In their UK debut exhibition, ‘Assembled Spaces’, artists Nina Brauhauser, Ilka Helmig, and Tine Bay Lührssen aim to unsettle our perception of forms in space. Superficial visual appearances are thrown into confusion through precise physical arrangements of objects, images and projections.
The three artists – who live and work between Germany, France and Denmark – are heavily influenced by Danish Situationist artist, Asger Jorn (1914-1973). Jorn’s complex theories on art and life inform their contemporary strategies for making and exhibiting art. In particular, he was interested in the possibilities, or impossibilities, of perception due to his belief in the existence of simultaneous realities.
Brauhauser, Helmig, and Lührssen use stripped-back abstraction, sculptural geometry and playful perspectival arrangements to suggest formal relationships and associations that link their works. Individual works therefore come together forming, what the artists refer to as, ‘spatial modules’. By playing between two and three dimensions – as well as between the space and architecture of the gallery – the artists’ ‘modules’ cause a disconnect between what the eye and mind sees. The experience of viewing their work together in a room appears unstable.
Nina Brauhauser’s work shifts between the appearance of movement and stasis. Switching back and forth between two and three dimensions her scribbled gestures become drawn forms in space and her flat surface drawings pulse with an unexpected sense of depth. By alternating between photography, drawing and sculpture Brauhauser puts pressure on the simple graphic motifs that inhabit her work. She refers to these motifs – loopy black lines scrawled as if in haste – as ‘quotes’. She plucks them from their original drawn context, blows them up, transfers them to three dimensions using aluminium or acrylic, isolates them, photographs them and then repeats the process back again. In doing so she tracks the effect that the multiple transitions between media exert on our perception of the ‘quotes’. The surprising effect is that each version of her scribble feels conflicted, at once more and less real, more and less substantial. They become, paradoxically, drawing, photography and sculpture at once.

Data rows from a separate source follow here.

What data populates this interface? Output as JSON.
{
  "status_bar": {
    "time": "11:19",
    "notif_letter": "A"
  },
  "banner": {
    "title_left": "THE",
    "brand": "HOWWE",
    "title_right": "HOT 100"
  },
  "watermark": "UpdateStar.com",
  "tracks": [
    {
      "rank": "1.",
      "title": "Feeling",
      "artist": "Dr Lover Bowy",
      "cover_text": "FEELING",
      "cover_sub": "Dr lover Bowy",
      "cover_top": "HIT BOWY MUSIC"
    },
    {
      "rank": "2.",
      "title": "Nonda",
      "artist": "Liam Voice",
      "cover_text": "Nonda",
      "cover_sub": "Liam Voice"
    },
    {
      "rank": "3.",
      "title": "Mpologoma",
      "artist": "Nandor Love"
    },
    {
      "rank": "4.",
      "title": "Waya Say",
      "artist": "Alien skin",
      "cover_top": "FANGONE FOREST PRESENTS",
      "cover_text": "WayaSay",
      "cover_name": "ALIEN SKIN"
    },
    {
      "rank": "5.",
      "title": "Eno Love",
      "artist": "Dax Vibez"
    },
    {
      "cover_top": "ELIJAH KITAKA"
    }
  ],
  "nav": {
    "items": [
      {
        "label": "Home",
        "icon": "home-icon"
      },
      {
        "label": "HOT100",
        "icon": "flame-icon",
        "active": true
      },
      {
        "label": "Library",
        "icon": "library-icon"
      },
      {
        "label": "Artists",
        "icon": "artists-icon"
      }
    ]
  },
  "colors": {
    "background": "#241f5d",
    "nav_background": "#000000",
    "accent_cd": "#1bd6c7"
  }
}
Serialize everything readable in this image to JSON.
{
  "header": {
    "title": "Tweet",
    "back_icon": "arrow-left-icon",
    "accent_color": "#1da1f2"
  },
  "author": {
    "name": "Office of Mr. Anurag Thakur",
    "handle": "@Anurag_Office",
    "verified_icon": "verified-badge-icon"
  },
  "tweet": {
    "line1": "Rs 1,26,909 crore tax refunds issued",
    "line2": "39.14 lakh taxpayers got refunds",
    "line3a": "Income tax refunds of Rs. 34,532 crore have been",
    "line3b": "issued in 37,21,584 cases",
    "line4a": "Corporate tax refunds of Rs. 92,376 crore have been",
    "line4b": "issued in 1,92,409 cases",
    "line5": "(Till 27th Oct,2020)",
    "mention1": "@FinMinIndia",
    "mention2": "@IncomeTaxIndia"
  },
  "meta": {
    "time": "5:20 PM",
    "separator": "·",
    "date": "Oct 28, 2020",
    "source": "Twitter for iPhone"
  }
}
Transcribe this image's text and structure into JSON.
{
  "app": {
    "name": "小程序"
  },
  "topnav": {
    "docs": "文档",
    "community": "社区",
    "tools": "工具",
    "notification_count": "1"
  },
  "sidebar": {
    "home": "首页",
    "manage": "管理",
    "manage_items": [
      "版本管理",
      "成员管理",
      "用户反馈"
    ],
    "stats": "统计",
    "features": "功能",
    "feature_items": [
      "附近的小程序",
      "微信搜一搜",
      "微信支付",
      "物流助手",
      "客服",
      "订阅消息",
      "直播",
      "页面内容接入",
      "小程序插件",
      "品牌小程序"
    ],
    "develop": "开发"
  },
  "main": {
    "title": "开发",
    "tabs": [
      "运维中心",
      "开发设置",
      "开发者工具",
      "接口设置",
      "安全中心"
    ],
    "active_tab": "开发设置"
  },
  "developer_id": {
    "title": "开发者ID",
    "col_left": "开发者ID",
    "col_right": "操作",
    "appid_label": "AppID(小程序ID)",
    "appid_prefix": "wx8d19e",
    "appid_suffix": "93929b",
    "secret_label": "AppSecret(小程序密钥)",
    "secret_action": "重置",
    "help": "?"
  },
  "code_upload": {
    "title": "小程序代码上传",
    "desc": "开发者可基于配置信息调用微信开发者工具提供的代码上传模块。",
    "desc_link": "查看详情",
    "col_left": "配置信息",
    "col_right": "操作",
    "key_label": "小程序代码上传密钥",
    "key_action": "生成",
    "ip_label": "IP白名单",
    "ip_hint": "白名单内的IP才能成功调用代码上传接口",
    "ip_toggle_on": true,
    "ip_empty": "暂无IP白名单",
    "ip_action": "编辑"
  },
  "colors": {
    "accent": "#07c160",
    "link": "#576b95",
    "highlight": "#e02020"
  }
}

Ilka Helmig explores the relationship between scientific and artificial representation. She observes and experiments with biological visual structures using photography, drawing, video and installation. Helmig works very much as might a scientist. She starts with the hypothesis that in biology there is an underlying visual order and that this order can be transferred, or applied to cultural structures too. Some of Helmig’s work for ‘Assembled Spaces’ is the result of a collaboration with Euregionales Comprehensive Cancer Center at Aachen University Hospital. There she was able to study microscopic images of cancer cells, paying close attention to their structural make-up, behaviour and interrelationships. These images appear on the walls of the gallery, enlarged. As black and white abstractions they resemble imaginary moons. But her research at the hospital also informs the structure of her sprawling three-dimensional sculptures. These are made on site especially for the KARST gallery, using everyday materials like wooden beams, dowels, and bendy straws.
Tine Bay Lührssen’s delicately balanced installations, sculptures, drawings and collages combine fragments, everyday forms, architecture and the natural environment to form perspectival puzzles and hyperreal tableaux. For KARST Lührssen has built a black framed structure. Clad in semi-transparent plastic, it calls to mind a pavilion or greenhouse waiting to be filled by people or plants. Nearby, on top of plinths that are shunted up against the gallery’s existent columns, are her dioramas encased in transparent plexiglass. These miniatures stage scenarios that include a combination of human forms, objects and landscapes. She refers to these as ‘rooms of thought’. The significance of these ‘rooms’ remains, however, unresolved. Their titles – Focussing Something, You’ll be back, won’t you?, and Searching Foamed – only add to their ambiguity. Lührssen hopes that each room will trigger different associations for each viewer according to their personal experiences and relationships with history.
Brauhauser, Helmig, and Lührssen’s work for ‘Assembled Spaces’ is intended to be viewed as a whole. When displayed and considered together – overlapping or in clusters, as if in conversation – their ‘spatial modules’ cast light on almost unnoticed connections between photography, drawing, sculpture, and installation. The artists see these as an expansion of each discipline. Much of this expansion arises because of the impact that New Media has had on ways that we see, understand and connect to the world. By combining digital, technological and formal innovation ‘Assembled Spaces’ allows for real and imaginary worlds to intersect, refracting our perception of the relationships between spaces and images.
‘Assembled Spaces’ is initiated by Tine Bay Lührssen, Nina Brauhauser, and Ilka Helmig. It is supported by the Danish Arts Foundation, Ministry of Culture and Science of North Rhine-Westphalia, and Arts Council England.